Il semble donc que les seiches soient capables d’exercer un certain contrôle sur elles-mêmes, mais on ne sait pas exactement pourquoi. Chez les espèces telles que les perroquets, les primates et les corvidés, la gratification différée est liée à des facteurs tels que l’utilisation d’outils (car elle nécessite une planification), la dissimulation de nourriture (pour des raisons évidentes) et les compétences sociales (car des comportements prosociaux, comme s’assurer que tout le monde a à manger, sont bénéfiques pour les espèces sociales).
Autant que nous le sachions, les seiches n’utilisent pas d’outils, ne cachent pas de nourriture et ne sont pas particulièrement sociales.

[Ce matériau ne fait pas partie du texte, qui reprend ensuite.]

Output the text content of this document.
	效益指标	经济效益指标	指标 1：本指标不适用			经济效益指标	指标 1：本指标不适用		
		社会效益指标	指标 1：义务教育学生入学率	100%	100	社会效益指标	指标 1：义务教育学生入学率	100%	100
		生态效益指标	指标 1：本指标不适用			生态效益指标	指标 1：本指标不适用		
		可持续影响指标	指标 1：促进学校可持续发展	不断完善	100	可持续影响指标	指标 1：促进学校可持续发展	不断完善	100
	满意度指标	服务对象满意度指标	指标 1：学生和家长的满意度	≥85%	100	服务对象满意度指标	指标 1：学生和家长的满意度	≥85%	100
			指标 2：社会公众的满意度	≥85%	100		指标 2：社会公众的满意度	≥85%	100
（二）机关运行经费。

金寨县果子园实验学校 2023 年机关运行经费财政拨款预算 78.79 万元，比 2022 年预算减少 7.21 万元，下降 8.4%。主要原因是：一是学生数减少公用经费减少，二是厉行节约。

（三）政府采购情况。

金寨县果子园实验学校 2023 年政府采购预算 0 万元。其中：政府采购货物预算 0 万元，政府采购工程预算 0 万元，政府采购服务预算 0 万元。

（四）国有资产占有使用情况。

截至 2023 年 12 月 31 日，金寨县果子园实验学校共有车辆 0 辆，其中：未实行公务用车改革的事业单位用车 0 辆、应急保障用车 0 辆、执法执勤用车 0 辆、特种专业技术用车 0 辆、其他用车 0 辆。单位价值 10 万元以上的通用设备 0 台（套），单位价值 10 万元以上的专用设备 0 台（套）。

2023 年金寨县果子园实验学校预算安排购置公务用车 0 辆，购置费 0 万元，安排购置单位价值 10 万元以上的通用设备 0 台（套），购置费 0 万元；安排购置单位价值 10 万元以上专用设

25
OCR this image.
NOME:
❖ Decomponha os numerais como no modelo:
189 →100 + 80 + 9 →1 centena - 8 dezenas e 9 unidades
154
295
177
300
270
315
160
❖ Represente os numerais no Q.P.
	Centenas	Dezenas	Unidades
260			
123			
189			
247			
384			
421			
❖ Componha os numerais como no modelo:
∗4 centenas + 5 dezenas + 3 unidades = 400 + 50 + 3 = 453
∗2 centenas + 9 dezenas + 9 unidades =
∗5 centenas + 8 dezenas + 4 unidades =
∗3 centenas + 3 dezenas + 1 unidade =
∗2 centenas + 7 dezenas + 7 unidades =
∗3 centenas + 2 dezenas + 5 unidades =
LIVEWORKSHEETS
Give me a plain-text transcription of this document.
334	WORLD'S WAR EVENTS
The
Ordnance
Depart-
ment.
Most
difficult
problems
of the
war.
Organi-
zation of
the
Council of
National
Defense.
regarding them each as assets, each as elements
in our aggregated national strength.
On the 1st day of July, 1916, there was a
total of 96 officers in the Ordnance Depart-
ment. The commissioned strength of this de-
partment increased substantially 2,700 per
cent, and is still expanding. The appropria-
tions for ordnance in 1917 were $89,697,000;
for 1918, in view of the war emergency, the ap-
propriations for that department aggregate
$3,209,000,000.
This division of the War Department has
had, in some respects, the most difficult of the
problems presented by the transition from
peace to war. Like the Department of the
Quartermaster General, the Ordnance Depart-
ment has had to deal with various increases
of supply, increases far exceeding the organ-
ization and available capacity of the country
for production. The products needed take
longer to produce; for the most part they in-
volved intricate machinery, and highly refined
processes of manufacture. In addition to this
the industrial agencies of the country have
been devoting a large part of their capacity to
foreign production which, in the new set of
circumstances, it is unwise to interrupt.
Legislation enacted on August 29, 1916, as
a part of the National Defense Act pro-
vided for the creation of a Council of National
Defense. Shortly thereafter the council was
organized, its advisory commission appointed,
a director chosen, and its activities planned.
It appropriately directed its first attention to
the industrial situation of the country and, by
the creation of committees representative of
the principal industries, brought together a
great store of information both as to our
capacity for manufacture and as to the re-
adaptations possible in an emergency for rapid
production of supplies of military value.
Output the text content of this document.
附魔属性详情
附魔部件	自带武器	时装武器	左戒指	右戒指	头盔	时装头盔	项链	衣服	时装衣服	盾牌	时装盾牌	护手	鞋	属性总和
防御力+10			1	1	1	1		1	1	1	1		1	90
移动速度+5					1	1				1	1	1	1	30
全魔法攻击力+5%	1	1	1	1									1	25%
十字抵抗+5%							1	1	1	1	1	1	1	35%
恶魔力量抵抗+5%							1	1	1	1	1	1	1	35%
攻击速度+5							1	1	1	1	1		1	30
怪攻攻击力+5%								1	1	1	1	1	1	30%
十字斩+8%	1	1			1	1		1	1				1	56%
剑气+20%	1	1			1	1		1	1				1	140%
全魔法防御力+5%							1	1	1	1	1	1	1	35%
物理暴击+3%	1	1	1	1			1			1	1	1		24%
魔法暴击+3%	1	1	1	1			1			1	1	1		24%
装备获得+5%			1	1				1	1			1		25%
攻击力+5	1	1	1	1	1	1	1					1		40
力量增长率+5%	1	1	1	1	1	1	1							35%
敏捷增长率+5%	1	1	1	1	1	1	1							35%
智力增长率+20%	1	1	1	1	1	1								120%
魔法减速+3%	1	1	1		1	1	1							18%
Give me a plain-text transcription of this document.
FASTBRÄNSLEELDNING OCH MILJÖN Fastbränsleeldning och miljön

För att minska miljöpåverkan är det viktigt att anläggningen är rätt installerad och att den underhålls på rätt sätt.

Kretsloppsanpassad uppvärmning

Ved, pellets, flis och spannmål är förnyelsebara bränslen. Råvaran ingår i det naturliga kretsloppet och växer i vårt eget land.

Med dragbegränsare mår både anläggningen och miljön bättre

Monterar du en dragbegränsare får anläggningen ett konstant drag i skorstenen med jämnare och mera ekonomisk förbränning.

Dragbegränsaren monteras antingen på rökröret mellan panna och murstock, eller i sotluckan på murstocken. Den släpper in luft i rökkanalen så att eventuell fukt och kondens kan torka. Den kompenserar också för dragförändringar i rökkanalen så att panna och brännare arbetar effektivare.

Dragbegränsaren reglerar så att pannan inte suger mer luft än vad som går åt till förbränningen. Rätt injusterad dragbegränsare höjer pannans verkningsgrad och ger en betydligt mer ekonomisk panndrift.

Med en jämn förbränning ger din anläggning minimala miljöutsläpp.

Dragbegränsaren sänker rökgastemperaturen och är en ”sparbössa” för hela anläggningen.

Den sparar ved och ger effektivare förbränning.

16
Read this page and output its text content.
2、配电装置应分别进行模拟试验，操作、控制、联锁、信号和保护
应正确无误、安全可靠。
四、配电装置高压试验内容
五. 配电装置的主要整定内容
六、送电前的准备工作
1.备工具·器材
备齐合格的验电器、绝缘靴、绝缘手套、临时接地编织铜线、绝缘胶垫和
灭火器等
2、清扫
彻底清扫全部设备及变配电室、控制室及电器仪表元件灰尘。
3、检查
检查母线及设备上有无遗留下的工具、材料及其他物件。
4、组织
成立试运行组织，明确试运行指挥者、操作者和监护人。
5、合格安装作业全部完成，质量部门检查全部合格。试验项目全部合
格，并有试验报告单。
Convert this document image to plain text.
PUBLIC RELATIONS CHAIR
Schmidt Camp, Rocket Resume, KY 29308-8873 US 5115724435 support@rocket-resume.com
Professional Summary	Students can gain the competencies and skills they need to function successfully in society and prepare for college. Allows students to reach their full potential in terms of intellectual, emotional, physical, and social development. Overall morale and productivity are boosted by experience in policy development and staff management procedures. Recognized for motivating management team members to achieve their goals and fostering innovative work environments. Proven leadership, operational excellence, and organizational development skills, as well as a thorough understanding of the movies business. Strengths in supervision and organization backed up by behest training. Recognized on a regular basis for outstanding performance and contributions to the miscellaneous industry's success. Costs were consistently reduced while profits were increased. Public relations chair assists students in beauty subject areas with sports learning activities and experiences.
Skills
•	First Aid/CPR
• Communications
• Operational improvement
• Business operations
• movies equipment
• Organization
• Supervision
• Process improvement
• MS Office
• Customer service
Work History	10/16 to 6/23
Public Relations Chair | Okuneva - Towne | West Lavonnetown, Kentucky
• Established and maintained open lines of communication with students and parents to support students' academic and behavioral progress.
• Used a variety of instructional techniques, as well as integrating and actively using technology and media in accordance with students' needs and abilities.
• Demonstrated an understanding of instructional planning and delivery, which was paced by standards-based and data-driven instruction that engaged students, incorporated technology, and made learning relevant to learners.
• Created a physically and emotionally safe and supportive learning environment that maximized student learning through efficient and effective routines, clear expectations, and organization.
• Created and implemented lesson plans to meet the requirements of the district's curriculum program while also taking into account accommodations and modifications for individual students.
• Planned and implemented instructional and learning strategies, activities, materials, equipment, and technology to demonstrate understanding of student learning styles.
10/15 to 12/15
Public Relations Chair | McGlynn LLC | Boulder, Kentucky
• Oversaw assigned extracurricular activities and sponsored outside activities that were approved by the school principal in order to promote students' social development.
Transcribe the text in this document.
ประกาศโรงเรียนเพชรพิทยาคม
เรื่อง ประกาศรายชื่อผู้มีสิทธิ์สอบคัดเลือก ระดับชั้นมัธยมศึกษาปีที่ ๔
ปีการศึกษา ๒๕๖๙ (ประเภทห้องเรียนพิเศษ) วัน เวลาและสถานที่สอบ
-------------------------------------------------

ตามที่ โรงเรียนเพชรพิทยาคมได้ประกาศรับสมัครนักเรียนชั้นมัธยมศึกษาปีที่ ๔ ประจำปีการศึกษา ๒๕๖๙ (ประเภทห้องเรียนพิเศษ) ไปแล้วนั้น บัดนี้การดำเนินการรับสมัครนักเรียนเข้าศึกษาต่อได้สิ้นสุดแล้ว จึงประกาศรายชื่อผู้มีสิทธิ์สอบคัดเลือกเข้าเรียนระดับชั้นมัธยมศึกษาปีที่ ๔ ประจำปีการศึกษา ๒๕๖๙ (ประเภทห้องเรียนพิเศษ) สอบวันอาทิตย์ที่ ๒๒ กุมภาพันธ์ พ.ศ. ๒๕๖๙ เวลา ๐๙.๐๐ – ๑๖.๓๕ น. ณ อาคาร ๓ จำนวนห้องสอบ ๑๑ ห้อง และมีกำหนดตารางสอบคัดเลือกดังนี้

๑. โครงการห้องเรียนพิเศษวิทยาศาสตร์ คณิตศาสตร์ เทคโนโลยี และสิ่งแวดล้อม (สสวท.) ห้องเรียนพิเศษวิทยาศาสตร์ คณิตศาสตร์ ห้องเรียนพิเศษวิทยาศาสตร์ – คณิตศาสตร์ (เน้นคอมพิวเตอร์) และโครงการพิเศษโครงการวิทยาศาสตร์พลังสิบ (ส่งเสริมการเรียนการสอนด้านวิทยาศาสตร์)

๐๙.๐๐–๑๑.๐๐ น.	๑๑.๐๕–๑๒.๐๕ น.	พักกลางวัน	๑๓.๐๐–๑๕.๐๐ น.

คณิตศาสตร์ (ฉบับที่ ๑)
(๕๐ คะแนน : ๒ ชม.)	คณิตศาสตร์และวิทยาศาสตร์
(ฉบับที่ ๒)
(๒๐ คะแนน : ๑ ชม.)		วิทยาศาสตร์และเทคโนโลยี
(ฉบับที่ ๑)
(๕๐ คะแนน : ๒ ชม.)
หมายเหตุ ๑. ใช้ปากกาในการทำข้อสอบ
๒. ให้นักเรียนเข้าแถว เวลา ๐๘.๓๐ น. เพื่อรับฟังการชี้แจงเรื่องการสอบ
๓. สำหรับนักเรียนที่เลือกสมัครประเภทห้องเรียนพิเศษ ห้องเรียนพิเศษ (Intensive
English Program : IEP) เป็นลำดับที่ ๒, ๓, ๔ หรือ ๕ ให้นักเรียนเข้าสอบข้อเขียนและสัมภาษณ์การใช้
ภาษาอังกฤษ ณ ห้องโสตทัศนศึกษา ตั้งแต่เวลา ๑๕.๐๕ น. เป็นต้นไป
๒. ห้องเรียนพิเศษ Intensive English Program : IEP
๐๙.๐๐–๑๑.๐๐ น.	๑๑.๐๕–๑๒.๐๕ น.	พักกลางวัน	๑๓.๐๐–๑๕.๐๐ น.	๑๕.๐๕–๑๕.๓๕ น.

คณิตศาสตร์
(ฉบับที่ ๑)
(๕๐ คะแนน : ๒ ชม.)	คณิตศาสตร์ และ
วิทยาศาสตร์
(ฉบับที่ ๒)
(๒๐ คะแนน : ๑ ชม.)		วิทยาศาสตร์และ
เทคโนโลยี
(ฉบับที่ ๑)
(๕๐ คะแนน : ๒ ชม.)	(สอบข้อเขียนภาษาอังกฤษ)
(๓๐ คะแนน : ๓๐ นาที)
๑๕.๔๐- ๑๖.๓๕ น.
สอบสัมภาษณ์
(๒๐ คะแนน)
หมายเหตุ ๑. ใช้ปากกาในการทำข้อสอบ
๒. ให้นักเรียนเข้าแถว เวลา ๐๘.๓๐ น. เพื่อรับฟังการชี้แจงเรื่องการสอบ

Les chercheurs pensent que cette capacité à retarder la gratification pourrait être liée à la manière dont les seiches cherchent leur nourriture.
« Les seiches passent la majeure partie de leur temps à se camoufler, à rester immobiles et à attendre, avec des périodes brèves de recherche de nourriture », explique Mme Schnell.
« Elles rompent leur camouflage lorsqu’elles se nourrissent, ce qui les expose à tous les prédateurs de l’océan qui veulent les manger. Nous pensons que la gratification différée a évolué comme un sous-produit de ce phénomène, permettant à la seiche d’optimiser sa recherche de nourriture en attendant pour choisir des aliments de meilleure qualité. »
C’est un exemple fascinant de la manière dont des modes de vie très différents chez des espèces très différentes peuvent aboutir à des comportements et des capacités cognitives similaires. Des recherches futures devraient, selon l’équipe, tenter de déterminer si les seiches sont véritablement capables de planifier à long terme.
Les travaux de l’équipe ont été publiés dans la revue Proceedings of the Royal Society B.